Inmarsat Launches Its Second Broadband Satellite
Inmarsat Launches Its Second Broadband Satellite.
Inmarsat-4 F2 lifts off: Inmarsat's satellite-based broadband communications system is two-thirds complete. The spring launch of F1 covered Europe, Africa, the Middle East, Asia, and the Indian Ocean. Today's launch from the Sea Launch platform near the equator adds South America, most of North America, the Atlantic Ocean, and parts of the Pacific. That leaves a large unserved overseas swath for Asia-Pacific flights and maritime activities, but it's probably the least dense area for the broadband service Inmarsat will deliver.
The birds require shakedown time, and services will lag launches by many months.
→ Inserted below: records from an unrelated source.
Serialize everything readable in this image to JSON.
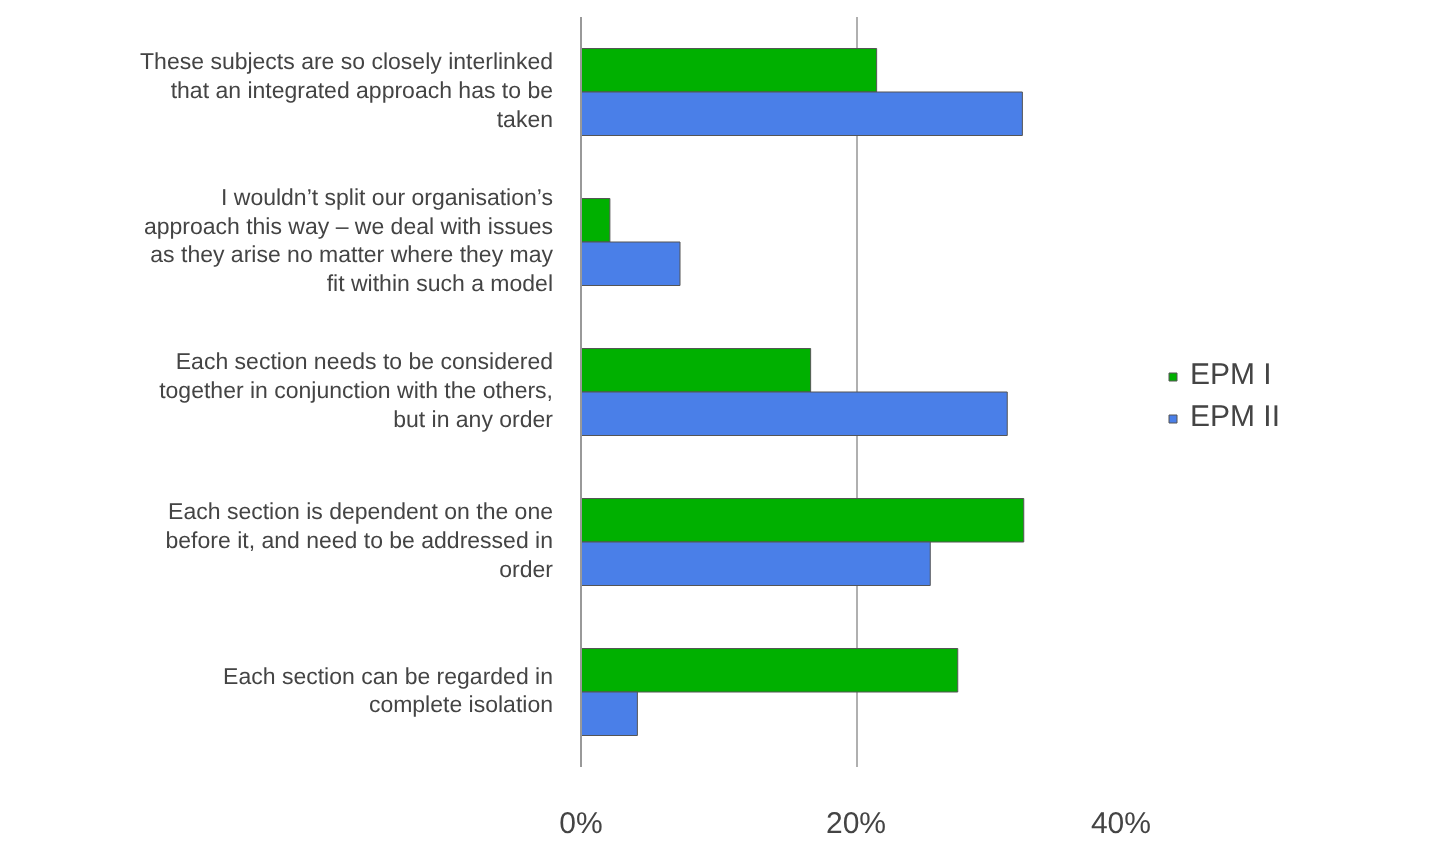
{
  "chart_data": {
    "type": "bar",
    "orientation": "horizontal",
    "categories": [
      "These subjects are so closely interlinked\nthat an integrated approach has to be\ntaken",
      "I wouldn’t split our organisation’s\napproach this way – we deal with issues\nas they arise no matter where they may\nfit within such a model",
      "Each section needs to be considered\ntogether in conjunction with the others,\nbut in any order",
      "Each section is dependent on the one\nbefore it, and need to be addressed in\norder",
      "Each section can be regarded in\ncomplete isolation"
    ],
    "series": [
      {
        "name": "EPM I",
        "color": "#00b000",
        "values": [
          21.5,
          2.1,
          16.7,
          32.2,
          27.4
        ]
      },
      {
        "name": "EPM II",
        "color": "#4a7fe8",
        "values": [
          32.1,
          7.2,
          31.0,
          25.4,
          4.1
        ]
      }
    ],
    "xlim": [
      0,
      40
    ],
    "xticks": [
      {
        "value": 0,
        "label": "0%"
      },
      {
        "value": 20,
        "label": "20%"
      },
      {
        "value": 40,
        "label": "40%"
      }
    ],
    "grid": "x",
    "legend": "right"
  }
}
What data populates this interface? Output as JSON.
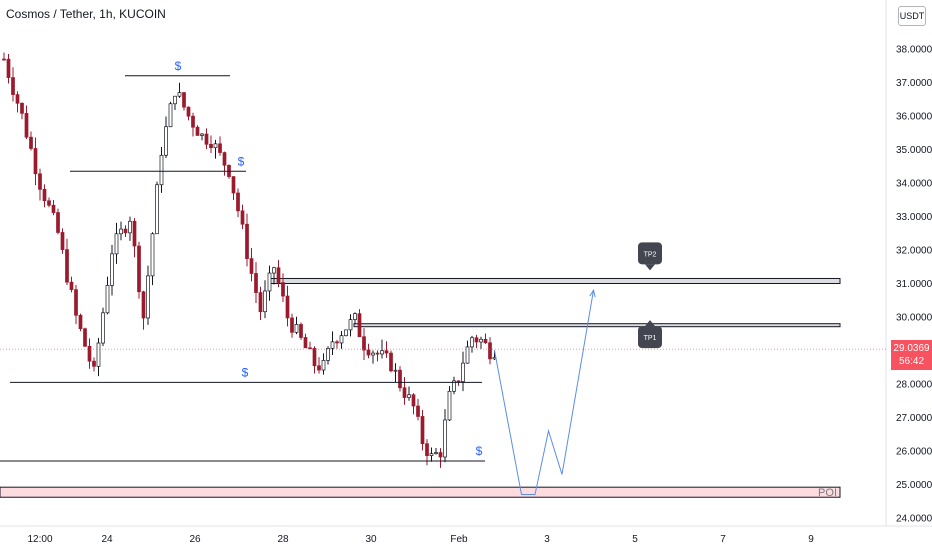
{
  "header": {
    "title": "Cosmos / Tether, 1h, KUCOIN",
    "currency": "USDT"
  },
  "price_tag": {
    "price": "29.0369",
    "countdown": "56:42"
  },
  "chart_data": {
    "type": "candlestick",
    "title": "Cosmos / Tether, 1h, KUCOIN",
    "ylim": [
      23.6,
      38.6
    ],
    "y_ticks": [
      "24.0000",
      "25.0000",
      "26.0000",
      "27.0000",
      "28.0000",
      "29.0000",
      "30.0000",
      "31.0000",
      "32.0000",
      "33.0000",
      "34.0000",
      "35.0000",
      "36.0000",
      "37.0000",
      "38.0000"
    ],
    "x_ticks": [
      "12:00",
      "24",
      "26",
      "28",
      "30",
      "Feb",
      "3",
      "5",
      "7",
      "9"
    ],
    "last_price": 29.0369,
    "price_path": [
      [
        0,
        37.7
      ],
      [
        4,
        36.0
      ],
      [
        8,
        34.0
      ],
      [
        12,
        32.5
      ],
      [
        16,
        30.0
      ],
      [
        20,
        28.3
      ],
      [
        24,
        32.0
      ],
      [
        28,
        33.0
      ],
      [
        31,
        30.0
      ],
      [
        35,
        35.0
      ],
      [
        38,
        36.8
      ],
      [
        41,
        36.0
      ],
      [
        44,
        35.4
      ],
      [
        46,
        35.3
      ],
      [
        48,
        34.8
      ],
      [
        50,
        34.4
      ],
      [
        52,
        33.2
      ],
      [
        55,
        31.3
      ],
      [
        57,
        30.2
      ],
      [
        60,
        31.5
      ],
      [
        63,
        30.0
      ],
      [
        66,
        29.3
      ],
      [
        69,
        28.6
      ],
      [
        71,
        28.5
      ],
      [
        73,
        29.3
      ],
      [
        76,
        29.7
      ],
      [
        78,
        29.9
      ],
      [
        80,
        29.2
      ],
      [
        83,
        28.9
      ],
      [
        86,
        28.6
      ],
      [
        88,
        28.0
      ],
      [
        91,
        27.3
      ],
      [
        93,
        26.3
      ],
      [
        95,
        25.8
      ],
      [
        97,
        26.0
      ],
      [
        99,
        27.6
      ],
      [
        101,
        28.2
      ],
      [
        102,
        28.7
      ],
      [
        104,
        29.4
      ],
      [
        106,
        29.3
      ],
      [
        108,
        29.0
      ],
      [
        109,
        29.04
      ]
    ],
    "horizontal_levels": [
      {
        "price": 37.2,
        "label": "$"
      },
      {
        "price": 34.35,
        "label": "$"
      },
      {
        "price": 28.05,
        "label": "$"
      },
      {
        "price": 25.7,
        "label": "$"
      }
    ],
    "zones": [
      {
        "top": 31.15,
        "bottom": 31.0,
        "label": ""
      },
      {
        "top": 29.8,
        "bottom": 29.72,
        "label": ""
      },
      {
        "top": 24.92,
        "bottom": 24.62,
        "label": "POI"
      }
    ],
    "targets": [
      {
        "label": "TP1",
        "price": 29.8
      },
      {
        "label": "TP2",
        "price": 31.1
      }
    ],
    "projection_path": [
      [
        109,
        29.0
      ],
      [
        115,
        24.7
      ],
      [
        118,
        24.7
      ],
      [
        121,
        26.6
      ],
      [
        124,
        25.3
      ],
      [
        131,
        30.8
      ]
    ]
  }
}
The first service to launch will be Broadband Global Area Network or BGAN, offering broadband speeds with a portable terminal anywhere within the coverage range of the satellites. The system uses spot and broader focus beams that can be repointed where capacity requires.
For in-flight purposes, OnAir, the joint venture of Airbus, SITA, and the former Tenzing will deploy using this service late next year to bring roughly 500 Kbps to 2 Mbps of symmetrical, guaranteed-per-plane service. The aeronautical service on the satellites will come online later than terrestrial. And the launch next year of the third satellite means that early service will focus on European overwater routes to the US and overland to Asia and down south to other continents.